A Pragmatic Approach for Predicting the Scalability of Parallel Applications

Predicting the scalability of parallel applications is becoming crucial now that the number of cores in modern CPUs doubles roughly every two years. Traditional ways to get some understanding of the scalability of a parallel application rely on extensive experiments or detailed application models. Both are very time consuming and often hard to use. This paper presents PreSca, a pragmatic system for predicting the scalability of parallel applications. PreSca uses function approximation techniques to model scalability with an analytical performance function extracted from a set of measurements. By considering the application as a black-box without requiring any knowledge about its internals, PreSca can be applied with little ef- fort to any parallel application. We show how PreSca can be used statically to predict the scalability of a given application and decide which synchronization primitive scales best for it as well as how it can be used on-line to dynamically assist scheduling decisions and adjust core assignment.
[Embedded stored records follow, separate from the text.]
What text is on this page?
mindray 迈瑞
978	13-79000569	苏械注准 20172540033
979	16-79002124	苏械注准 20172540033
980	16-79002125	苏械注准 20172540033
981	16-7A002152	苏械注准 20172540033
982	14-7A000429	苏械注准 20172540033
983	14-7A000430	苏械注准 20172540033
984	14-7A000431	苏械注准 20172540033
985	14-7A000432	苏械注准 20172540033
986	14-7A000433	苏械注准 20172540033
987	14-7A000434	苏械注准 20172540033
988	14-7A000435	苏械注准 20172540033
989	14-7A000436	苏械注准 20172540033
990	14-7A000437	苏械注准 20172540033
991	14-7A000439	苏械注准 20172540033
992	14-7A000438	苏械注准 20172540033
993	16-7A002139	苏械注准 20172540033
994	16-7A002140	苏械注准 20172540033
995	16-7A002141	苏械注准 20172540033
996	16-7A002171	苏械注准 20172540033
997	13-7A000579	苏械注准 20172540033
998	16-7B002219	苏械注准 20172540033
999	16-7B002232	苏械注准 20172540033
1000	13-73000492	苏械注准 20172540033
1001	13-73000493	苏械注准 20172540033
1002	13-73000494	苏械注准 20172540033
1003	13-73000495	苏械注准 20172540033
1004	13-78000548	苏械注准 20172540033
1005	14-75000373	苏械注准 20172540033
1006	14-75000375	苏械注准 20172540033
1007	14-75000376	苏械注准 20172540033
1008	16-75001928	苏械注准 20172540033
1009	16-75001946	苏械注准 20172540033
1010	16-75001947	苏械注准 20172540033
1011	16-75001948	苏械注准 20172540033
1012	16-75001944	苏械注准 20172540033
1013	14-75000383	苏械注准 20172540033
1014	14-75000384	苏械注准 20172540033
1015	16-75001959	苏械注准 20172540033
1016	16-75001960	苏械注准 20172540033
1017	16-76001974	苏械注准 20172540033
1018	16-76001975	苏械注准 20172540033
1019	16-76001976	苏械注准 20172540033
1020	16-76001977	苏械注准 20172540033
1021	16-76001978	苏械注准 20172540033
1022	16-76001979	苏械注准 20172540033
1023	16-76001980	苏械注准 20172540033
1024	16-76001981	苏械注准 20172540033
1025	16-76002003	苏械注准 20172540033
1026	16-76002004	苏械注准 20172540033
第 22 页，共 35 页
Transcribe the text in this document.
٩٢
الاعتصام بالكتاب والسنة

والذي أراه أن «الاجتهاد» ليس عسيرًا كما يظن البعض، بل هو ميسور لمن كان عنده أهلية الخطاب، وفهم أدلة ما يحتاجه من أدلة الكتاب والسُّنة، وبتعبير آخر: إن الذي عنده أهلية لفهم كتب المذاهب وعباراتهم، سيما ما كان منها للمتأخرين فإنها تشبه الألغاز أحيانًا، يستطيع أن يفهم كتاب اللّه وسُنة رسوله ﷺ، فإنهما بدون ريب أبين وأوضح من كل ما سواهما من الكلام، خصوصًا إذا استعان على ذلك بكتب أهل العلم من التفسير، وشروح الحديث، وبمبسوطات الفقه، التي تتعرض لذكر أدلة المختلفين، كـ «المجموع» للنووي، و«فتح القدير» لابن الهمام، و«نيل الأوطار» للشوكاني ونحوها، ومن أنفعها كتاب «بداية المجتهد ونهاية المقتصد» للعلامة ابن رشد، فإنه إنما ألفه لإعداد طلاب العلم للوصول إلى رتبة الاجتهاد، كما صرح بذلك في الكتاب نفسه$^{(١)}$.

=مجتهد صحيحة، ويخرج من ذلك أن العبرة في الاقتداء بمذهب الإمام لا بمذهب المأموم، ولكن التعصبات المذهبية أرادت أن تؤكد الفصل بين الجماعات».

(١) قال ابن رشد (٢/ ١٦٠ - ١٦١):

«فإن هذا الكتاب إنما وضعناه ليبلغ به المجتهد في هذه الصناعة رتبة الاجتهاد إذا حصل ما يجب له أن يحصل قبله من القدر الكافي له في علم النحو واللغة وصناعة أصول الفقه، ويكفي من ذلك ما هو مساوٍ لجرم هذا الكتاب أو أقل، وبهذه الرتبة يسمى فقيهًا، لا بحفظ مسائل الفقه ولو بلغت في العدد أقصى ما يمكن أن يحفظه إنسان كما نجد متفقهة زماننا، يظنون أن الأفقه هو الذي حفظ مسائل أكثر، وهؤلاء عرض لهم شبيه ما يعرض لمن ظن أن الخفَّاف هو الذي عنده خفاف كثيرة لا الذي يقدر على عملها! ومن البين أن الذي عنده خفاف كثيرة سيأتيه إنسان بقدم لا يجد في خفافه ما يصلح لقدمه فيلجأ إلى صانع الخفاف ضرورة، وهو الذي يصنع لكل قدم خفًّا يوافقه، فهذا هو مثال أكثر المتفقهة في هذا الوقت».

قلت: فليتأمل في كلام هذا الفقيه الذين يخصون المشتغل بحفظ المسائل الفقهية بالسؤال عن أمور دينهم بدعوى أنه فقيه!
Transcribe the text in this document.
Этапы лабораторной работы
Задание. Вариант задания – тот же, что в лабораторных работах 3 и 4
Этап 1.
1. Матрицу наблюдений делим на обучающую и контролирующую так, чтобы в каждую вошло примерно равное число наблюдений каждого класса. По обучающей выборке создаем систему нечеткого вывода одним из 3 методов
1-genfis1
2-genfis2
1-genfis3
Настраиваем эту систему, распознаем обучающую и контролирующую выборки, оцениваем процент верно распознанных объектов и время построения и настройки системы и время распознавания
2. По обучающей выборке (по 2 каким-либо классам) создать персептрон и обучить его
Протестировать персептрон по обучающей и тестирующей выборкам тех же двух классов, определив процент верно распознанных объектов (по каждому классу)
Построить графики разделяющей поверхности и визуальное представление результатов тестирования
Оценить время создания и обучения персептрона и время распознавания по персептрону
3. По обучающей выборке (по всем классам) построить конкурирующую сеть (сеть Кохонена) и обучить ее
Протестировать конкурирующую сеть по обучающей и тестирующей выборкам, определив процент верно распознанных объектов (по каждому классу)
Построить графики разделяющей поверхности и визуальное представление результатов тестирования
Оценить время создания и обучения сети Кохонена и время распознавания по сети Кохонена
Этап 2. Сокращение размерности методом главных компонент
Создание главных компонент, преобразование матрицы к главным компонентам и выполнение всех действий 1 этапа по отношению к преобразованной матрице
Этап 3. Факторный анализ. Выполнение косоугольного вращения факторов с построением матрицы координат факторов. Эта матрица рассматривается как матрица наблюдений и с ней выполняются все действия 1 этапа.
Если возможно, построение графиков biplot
In some sense, PreSca shows, for the first time, how function approximation can be used to predict the scalability of parallel applications in a completely general way. We extensively evaluated PreSca using a large number of parallel benchmarks, including some that use locks and some that use transactional memory. We also consider two different multi- core systems. Our evaluation shows that PreSca produces accurate results. More specifically: (1) PreSca’s interpolations based on only 8 measurements have 90th percentile of error lower than 15%, (2) PreSca’s extrapolations using measurements with up to m cores predict the performance for n <= 2m cores with errors lower than 20% in most cases, and (3) PreSca’s on-line scheduler determines the optimal thread count using fewer than 7 measurements with errors lower than 3% on average.